С этими словами он вновь повернул мула на запад и пересек Темпл-Бар медленной, размеренной иноходью, приличествующей его важной должности и званию, что позволяло его пешим провожатым легко поспевать за ним.
У ворот Темпла он снова остановился, спешился и направился к одной из маленьких будок, занимаемых местными стряпчими. Навстречу ему поднялся молодой человек с гладкими блестящими волосами, зачесанными за уши и коротко подстриженными; он с подобострастным поклоном снял шляпу со свисающими полями и ни за что не хотел снова надеть ее; на вопрос золотых дел мастера: «Как дела, Эндрю?» – он с величайшей почтительностью ответил:
– Лучше не может быть, ваша милость, с вашей помощью и поддержкой.

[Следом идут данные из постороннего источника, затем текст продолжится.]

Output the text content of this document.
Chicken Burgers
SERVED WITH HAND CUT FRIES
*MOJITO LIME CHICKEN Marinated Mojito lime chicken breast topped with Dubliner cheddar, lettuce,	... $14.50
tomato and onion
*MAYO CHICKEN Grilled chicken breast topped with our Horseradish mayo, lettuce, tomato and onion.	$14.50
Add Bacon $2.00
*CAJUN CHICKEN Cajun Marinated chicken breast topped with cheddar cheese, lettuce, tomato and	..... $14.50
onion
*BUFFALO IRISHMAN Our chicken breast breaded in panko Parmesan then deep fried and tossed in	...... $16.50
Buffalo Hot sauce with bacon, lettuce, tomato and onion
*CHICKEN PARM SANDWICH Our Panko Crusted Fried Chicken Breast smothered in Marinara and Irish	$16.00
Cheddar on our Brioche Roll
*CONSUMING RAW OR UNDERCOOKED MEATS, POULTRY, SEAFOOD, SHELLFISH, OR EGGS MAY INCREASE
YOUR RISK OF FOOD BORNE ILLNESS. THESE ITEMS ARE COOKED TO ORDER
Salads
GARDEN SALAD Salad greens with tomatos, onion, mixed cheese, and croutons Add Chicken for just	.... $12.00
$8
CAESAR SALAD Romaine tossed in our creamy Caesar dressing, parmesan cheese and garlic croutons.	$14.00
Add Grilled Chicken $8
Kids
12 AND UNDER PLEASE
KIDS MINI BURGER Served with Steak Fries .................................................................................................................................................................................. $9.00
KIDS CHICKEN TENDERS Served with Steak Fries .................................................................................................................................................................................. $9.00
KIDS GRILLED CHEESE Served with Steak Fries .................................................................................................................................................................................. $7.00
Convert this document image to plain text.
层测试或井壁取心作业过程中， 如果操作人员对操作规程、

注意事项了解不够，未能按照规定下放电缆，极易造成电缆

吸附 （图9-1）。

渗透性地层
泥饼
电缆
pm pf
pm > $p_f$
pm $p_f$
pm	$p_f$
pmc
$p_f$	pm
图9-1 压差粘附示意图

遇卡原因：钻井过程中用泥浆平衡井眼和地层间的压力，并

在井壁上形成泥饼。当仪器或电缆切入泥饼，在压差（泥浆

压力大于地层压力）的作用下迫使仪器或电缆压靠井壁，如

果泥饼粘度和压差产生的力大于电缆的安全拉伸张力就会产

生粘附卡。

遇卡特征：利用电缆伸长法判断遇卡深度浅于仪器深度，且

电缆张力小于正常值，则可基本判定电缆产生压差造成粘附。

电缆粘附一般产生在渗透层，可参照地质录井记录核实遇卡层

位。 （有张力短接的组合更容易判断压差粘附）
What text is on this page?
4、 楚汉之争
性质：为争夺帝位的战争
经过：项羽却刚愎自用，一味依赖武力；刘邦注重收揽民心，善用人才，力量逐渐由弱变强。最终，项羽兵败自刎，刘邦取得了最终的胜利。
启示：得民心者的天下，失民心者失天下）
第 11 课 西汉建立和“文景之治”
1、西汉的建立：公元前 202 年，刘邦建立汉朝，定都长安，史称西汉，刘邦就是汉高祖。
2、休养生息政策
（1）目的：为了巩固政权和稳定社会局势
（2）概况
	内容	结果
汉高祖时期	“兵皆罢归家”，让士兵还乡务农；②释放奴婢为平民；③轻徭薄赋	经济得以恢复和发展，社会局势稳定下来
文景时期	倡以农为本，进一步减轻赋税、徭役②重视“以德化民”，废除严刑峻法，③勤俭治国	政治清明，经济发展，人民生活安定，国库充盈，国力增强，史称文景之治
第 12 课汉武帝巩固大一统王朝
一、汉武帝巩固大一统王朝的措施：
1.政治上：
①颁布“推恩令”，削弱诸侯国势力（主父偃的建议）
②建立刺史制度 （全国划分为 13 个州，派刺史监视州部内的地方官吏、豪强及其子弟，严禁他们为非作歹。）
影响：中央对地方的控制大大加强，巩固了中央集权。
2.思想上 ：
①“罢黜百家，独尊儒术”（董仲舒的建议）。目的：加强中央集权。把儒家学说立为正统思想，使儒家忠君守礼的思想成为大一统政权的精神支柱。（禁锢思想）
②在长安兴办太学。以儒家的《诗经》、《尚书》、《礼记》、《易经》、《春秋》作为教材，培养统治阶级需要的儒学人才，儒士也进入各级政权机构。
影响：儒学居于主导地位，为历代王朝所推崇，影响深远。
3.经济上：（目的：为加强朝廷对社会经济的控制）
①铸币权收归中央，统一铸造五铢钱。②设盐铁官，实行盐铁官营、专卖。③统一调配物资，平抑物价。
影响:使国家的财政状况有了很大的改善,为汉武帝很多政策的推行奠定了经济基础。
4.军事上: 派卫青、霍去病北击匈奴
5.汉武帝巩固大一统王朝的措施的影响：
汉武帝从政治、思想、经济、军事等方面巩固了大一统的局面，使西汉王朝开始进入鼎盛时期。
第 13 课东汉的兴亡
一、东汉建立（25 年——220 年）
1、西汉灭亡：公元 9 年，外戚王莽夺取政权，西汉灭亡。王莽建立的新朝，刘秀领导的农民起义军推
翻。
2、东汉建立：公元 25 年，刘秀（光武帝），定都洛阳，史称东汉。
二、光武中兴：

– Возьми-ка большой лист бумаги да очини перо поострее, чтобы тонко писало, как волос. Да смотри не расщепляй его слишком высоко – это расточительность в вашем ремесле, Эндрю; собирай по зернышку, – наберешь четверик. Я знал ученого человека, который одним пером написал тысячу страниц[31].
– Ах, сэр, – воскликнул юноша, слушавший золотых дел мастера с выражением благоговения и покорности, хотя тот поучал его в его собственном ремесле, – как быстро такой бедняк, как я, может выйти в люди с таким наставником, как ваша милость!
– У меня наставления коротки, Эндрю, и выполнить их нетрудно. Будь честным, будь прилежным, будь бережливым – и скоро ты приобретешь богатство и уважение. Перепиши-ка мне вот это прошение самым красивым и четким почерком. Я подожду здесь, пока ты не кончишь его.
Юноша не поднимал глаз от бумаги и не выпускал пера из руки до тех пор, пока не справился с порученным ему делом, к величайшему удовлетворению заказчика. Горожанин дал молодому писцу золотой и, взяв с него слово, что он будет хранить тайну во всех доверенных ему делах, снова сел верхом на мула и продолжал путь на запад вдоль Стрэнда.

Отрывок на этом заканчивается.